食品安全情報blog過去記事

はてなダイアリーにあった食品安全情報blogを移行したものです

ミニレビュー:野菜や果物とがんリスク

Fruit and vegetables and cancer risk
TJ Key
British Journal of Cancer (2011) 104, 6 –11
http://www.nature.com/bjc/journal/v104/n1/pdf/6606032a.pdf
野菜や果物ががんリスクを削減するのに役立つ可能性については30年以上研究されてきたが、確実な保護作用は証明されていない。上部消化管のがんについては疫学研究では一般的に比較的野菜や果物を多く食べることによる弱いリスク削減が観察されているが、喫煙と飲酒による交絡の可能性があるため解釈には注意が必要である。肺がんについては最近の喫煙について詳細な補正を行った大規模前向き解析では野菜や果物摂取とリスク削減の説得力のある関連は示されなかった。大腸がん、乳がん前立腺がんなどのがんについては疫学研究では野菜や果物の摂取とリスクの関連はほとんど無いか全くない。
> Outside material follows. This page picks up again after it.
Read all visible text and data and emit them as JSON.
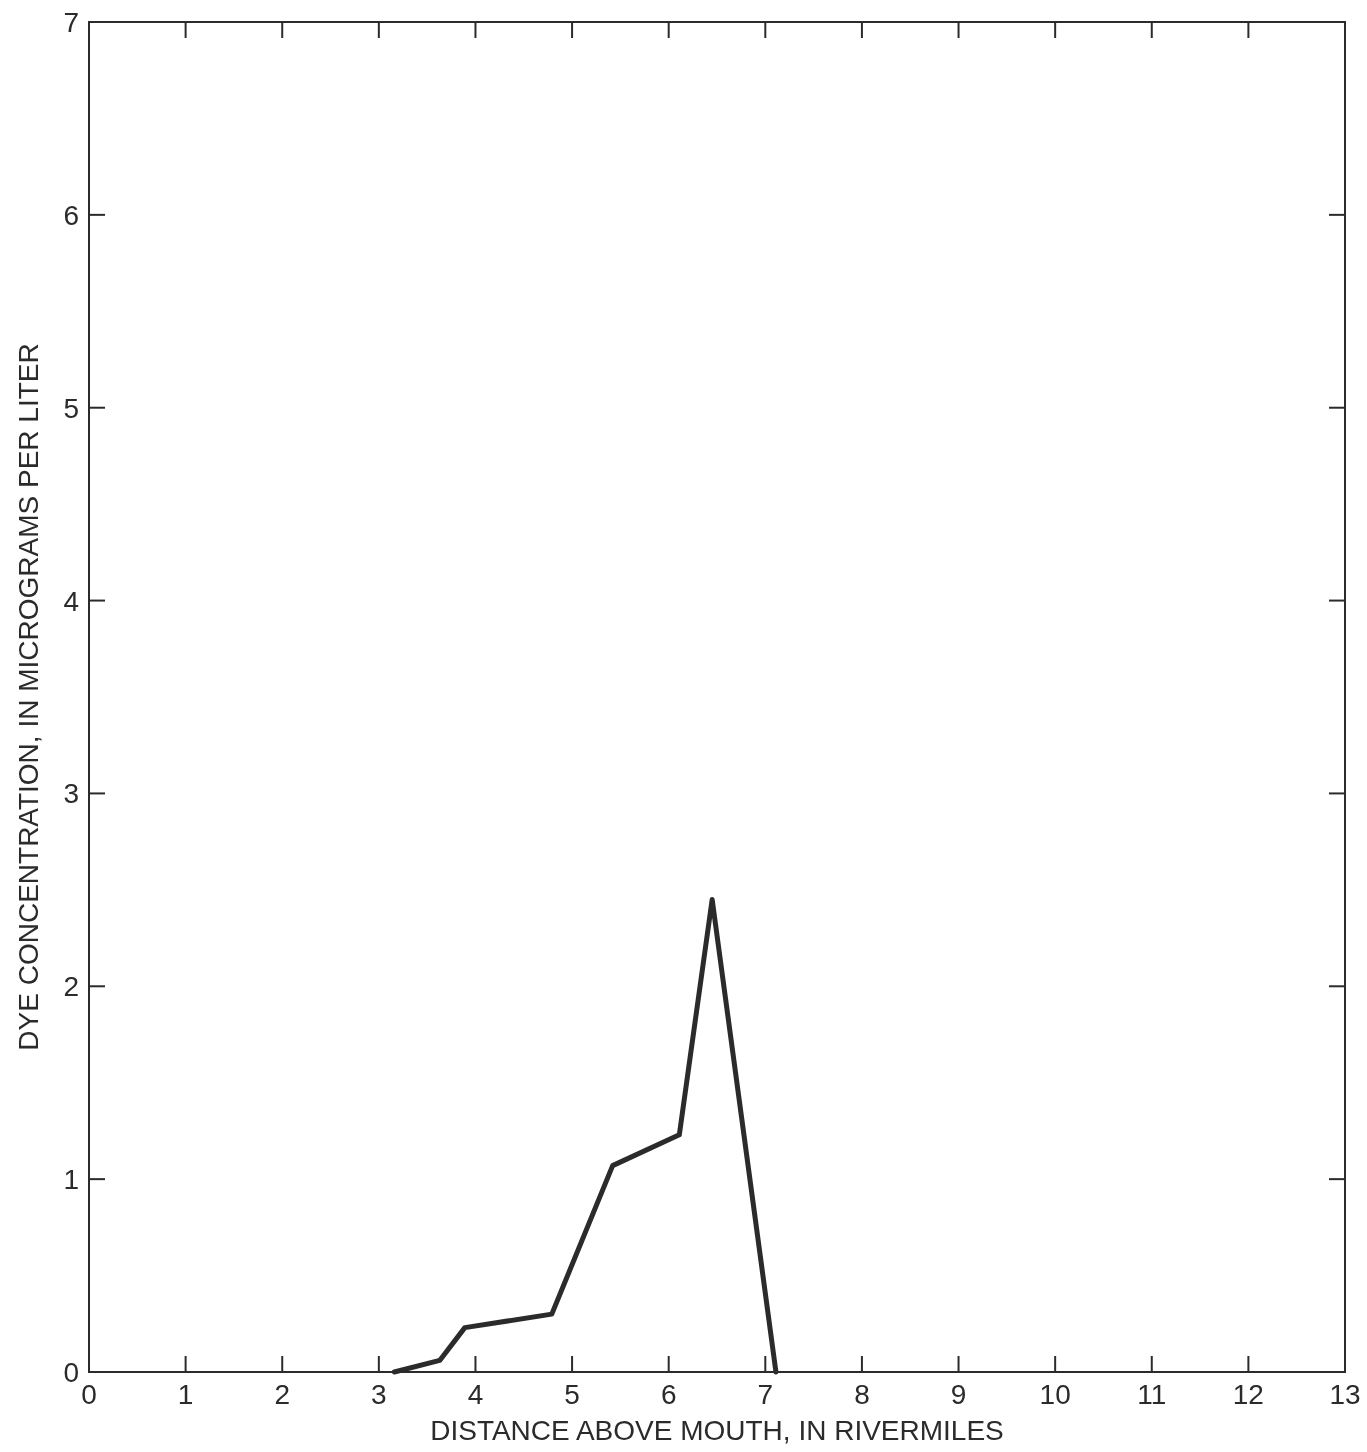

野菜や果物の摂取量が極めて少ない集団に比べれば適度の摂取ががんリスクを削減する可能性などはまだ残されている。栄養政策では健康的な食事には野菜や果物を少なくとも適度に食べることを薦めているが、入手できるデータからは栄養が足りている集団において野菜や果物をより多く食べることによってがんの発症率には大した影響はないだろうことが示唆されている。食事とがんについては、適量の野菜や果物を食べることを薦めるべきではあるが、肥満や飲酒など確実に根拠のあるものについて強調すべきである。
(適量がどのくらいなのかが問題で、日本の場合海外より目標値を高くして少ないと主張している印象。普通は野菜と果物は分けないことに注意。5adayでは合計400g程度になるが日本の場合野菜は350で果物は200で合計550gが目標になっている。)